Efficient activation of Vα14 invariant NKT cells by foreign lipid antigen is associated with concurrent dendritic cell-specific self recognition

A burst release of cytokines by Vα14 invariant NKT (iNKT) cells upon their TCR engagement critically regulates innate and adaptive immune responses. However, it remains unclear in vivo why iNKT cells respond efficiently to microbial or intracellular lipid Ags that are at low levels or that possess suboptimal antigenicity. We found that dendritic cells (DCs) potentiated iNKT cells to respond to a minimal amount of ligand α-galactosylceramide (αGalCer) through CD1d-dependent autoreactive responses that require endosomal processing and CD1d trafficking. The ability of potentiation of NKT cells was DC specific and did not depend on costimulatory signals and IL-12 production by DCs. However, DCs that failed to synthesize a major endogenous lipid Ag isoglobotrihexosylceramide were unable to potentiate NKT cells for efficient activation. Further analysis showed that differences in the level and pattern of endogenous lipid Ag presentation differentiate DCs and B cells for effective potentiation and subsequent activation of iNKT cells in the presence of an exogenous Ag. Thus, CD1d-dependent potentiation by DCs may be crucial for iNKT cell-mediated immunity against infectious agents.

Enhanced Early Expansion and Maturation of Semi-Invariant NK T Cells Inhibited Autoimmune Pathogenesis in Congenic Nonobese Diabetic Mice

Semi-invariant NK T cell (iNKT) deficiency has long been associated with the pathogenesis of type 1 diabetes (T1D), but the linkage between this the deficiency and T1D susceptibility gene(s) remains unclear. We analyzed NOD mice subcongenic for resistant alleles of Idd9 locus in search for protective mechanisms against T1D, and found that iNKT cell development was significantly enhanced with a more advanced mature phenotype and function in mice containing Idd9.1 sublocus of B10 origin.
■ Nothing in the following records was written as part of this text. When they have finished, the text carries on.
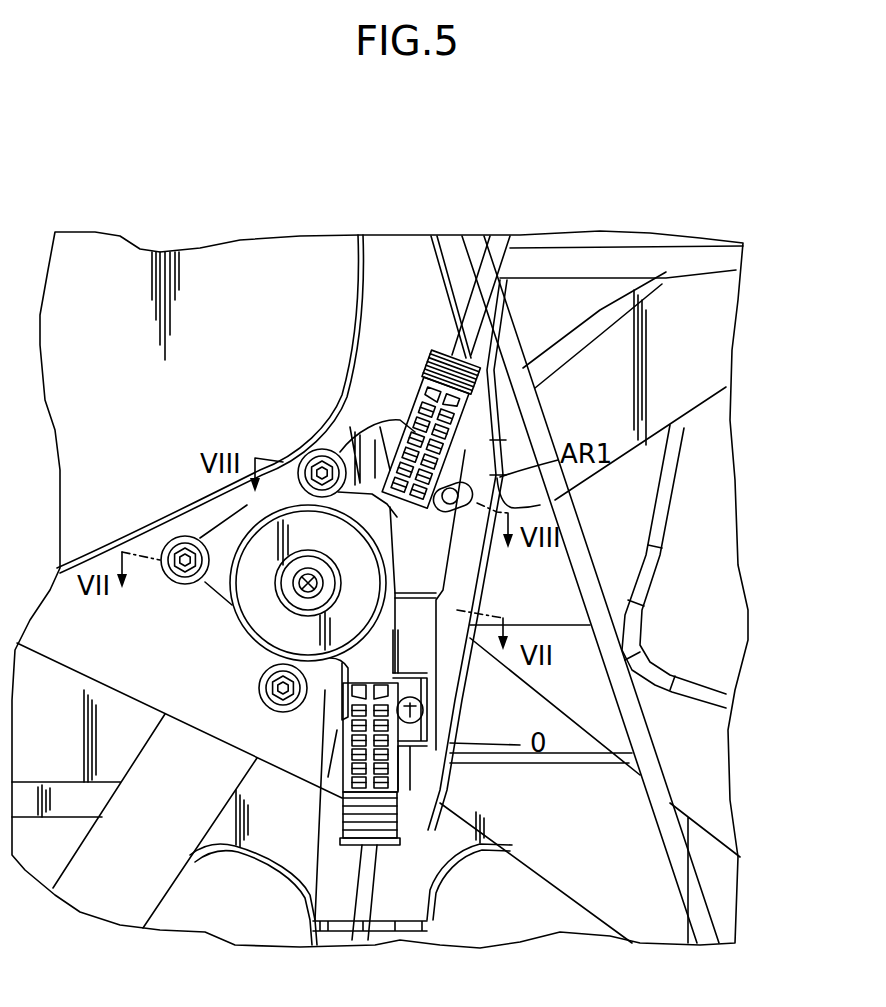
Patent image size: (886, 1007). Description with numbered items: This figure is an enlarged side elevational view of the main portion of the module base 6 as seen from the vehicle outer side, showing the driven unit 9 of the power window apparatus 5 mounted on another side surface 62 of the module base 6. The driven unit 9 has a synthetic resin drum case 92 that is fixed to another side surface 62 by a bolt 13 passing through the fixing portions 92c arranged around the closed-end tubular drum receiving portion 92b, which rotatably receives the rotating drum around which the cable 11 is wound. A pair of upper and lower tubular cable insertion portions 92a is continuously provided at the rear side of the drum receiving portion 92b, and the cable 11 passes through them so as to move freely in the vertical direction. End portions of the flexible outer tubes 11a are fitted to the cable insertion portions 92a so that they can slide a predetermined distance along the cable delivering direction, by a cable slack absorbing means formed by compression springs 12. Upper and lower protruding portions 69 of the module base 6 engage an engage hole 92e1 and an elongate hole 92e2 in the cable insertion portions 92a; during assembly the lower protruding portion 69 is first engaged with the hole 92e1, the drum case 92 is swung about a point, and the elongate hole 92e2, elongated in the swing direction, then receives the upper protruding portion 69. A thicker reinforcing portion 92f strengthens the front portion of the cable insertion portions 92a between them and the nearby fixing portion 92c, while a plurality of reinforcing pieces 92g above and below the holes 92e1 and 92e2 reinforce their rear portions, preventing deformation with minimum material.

The power window apparatus 5 is at (553, 630).
The module base 6 is at (733, 349).
The driven unit 9 is at (450, 583).
The cable 11 is at (468, 307).
The outer tube 11a is at (370, 905).
The compression spring 12 is at (423, 367).
The bolt 13 is at (307, 457).
The another side surface 62 is at (534, 387).
The protruding portion 69 is at (473, 480).
The drum case 92 is at (247, 505).
The cable insertion portion 92a is at (415, 400).
The drum receiving portion 92b is at (227, 607).
The fixing portion 92c is at (317, 450).
The engage hole 92e1 is at (423, 707).
The elongate hole 92e2 is at (477, 503).
The reinforcing portion 92f is at (373, 467).
The reinforcing piece 92g is at (460, 457).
The enhanced iNKT cell development and function suppressed effector function of diabetogenic T cells. Elimination of iNKT cells by CD1d deficiency almost abolished T1D protection in these mice. Interestingly, although the iNKT cells were responsible for a Th2 orientated cytokine profile that is often regarded as a mechanism of T1D prevention, our data suggests that the Th2 bias played little if any role for the protection. In addition, dendritic cells from the congenic NOD mice showed increased abilities to engage and potentiate iNKT cells, suggesting that a mechanism mediated by dendritic cells or other APCs may be critical for the enhanced development and maturation of iNKT cells. The products of T1D susceptibility gene(s) in Idd9.1 locus may be a key factor for this mechanism.